Whoever is up there must be having a good laugh because out comes a daughter with blonde hair and cold blue eyes, button nose twitching in something akin to disgust.

She wants to throw her hands up in despair.

Still she says nothing, loving the two despite the pain their little faces bring. They grow into sweet and sensitive people, kind and thoughtful and so unlike the people she once knew it takes her breath away. Whenever possible, she bestows them with the highest compliment she can think of.

"Beautiful."

Times marches on. Her husband dies in his sleep somewhere around seventy-five, (boring, she mutters under her breath at his funeral) and she retires without fanfare. Her children are unleashed on the world, bleeding hearts helping and loving and giving in a way she never has.

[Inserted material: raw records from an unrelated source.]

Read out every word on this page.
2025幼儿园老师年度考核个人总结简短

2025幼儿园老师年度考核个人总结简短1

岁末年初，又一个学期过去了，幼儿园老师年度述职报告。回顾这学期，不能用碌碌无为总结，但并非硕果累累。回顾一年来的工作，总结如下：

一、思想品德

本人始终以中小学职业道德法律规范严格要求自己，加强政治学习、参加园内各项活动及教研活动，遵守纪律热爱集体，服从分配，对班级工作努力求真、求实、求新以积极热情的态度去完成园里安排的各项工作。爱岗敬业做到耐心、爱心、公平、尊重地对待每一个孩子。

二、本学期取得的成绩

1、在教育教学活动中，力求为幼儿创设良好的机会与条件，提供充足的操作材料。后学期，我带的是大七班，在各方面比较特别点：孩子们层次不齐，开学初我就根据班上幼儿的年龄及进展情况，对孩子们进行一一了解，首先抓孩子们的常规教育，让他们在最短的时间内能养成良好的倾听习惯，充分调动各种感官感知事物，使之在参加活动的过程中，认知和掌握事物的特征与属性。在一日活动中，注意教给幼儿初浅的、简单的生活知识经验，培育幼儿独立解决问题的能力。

She breaks her rule and visits Ohio, finding herself in a little graveyard somewhere south of her old high school. She kneels beside two graves and reaches out to brush each of the names.

"I cleaned up your messes, you know." She whispers to the markers, gnarled hands patting the stone softly. "Regardless of what people remember about you, there are two people out there making the world a little more beautiful, just for you." Settling into the soft dirt she lies between the headstones. Humming a jaunty tune she floats to sleep, wizened eyes fluttering closed for the last time.

She is found hours later, curled up beside the graves of her children's namesakes, a content smile on her face for the first time in years. Her children indulge her final wishes and bury her where she died, clothed in all blue. Her maiden name is engraved upon her gravestone, and below it is inscribed a single word in weaving script.

'Beautiful'

Fate may be a cruel mistress but it allowed her two respites in her life. Ill-packaged they may have been, she thinks maybe the chance to raise them in beauty was one she would have suffered through a thousand Wednesday mornings to have.